I'm running apache drill 1.0(and then on 1.4) locally on a ubuntu machine that has 16GB of ram. When i work with a very large tab delimited file(52 Million rows, 7GB), and perform
Select distinct columns[0] from `table.tsv`
,performance seems to not improve at all the second time the same query is ran (both took 53 seconds). Usually the second time the same query ran, it takes less than half the time compared to the first query. It seems like Drill is not using all the allocated memory.
My conf/drill-env.sh file looks like:
DRILL_MAX_DIRECT_MEMORY="14G"
DRILL_HEAP="14G"
export DRILL_JAVA_OPTS="-Xms$DRILL_HEAP -Xmx$DRILL_HEAP -XX:MaxDirectMemorySize=$DRILL_MAX_DIRECT_MEMORY -XX:MaxPermSize=14G -XX:ReservedCodeCacheSize=1G -Ddrill.exec.enable-epoll=true"

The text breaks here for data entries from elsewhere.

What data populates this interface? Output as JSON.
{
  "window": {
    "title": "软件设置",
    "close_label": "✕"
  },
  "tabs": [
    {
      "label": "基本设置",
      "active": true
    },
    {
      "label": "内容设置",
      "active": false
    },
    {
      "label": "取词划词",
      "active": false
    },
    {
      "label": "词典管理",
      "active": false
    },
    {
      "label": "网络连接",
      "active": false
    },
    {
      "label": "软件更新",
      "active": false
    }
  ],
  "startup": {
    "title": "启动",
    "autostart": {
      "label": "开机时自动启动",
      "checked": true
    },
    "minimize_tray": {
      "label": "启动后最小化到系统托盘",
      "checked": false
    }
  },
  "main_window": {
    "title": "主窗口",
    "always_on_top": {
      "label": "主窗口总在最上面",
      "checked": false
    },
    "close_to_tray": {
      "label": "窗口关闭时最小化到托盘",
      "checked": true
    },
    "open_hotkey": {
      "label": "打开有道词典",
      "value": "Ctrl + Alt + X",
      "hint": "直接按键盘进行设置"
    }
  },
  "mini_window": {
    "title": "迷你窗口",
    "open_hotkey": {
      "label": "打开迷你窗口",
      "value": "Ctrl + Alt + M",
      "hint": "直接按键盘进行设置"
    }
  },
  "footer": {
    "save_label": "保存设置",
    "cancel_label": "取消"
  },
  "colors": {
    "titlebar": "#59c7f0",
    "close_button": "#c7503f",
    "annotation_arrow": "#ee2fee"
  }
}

I also did this within drill
alter system set `planner.memory.max_query_memory_per_node`=12884901888
However, when I check the memory usage using smem, it's using only about 5GB of RAM.
If i cut the table size to only 1 Million row, I can see the first query completed in 3.6seconds and the second time the same query ran, it took only 1.8 seconds
What am I missing?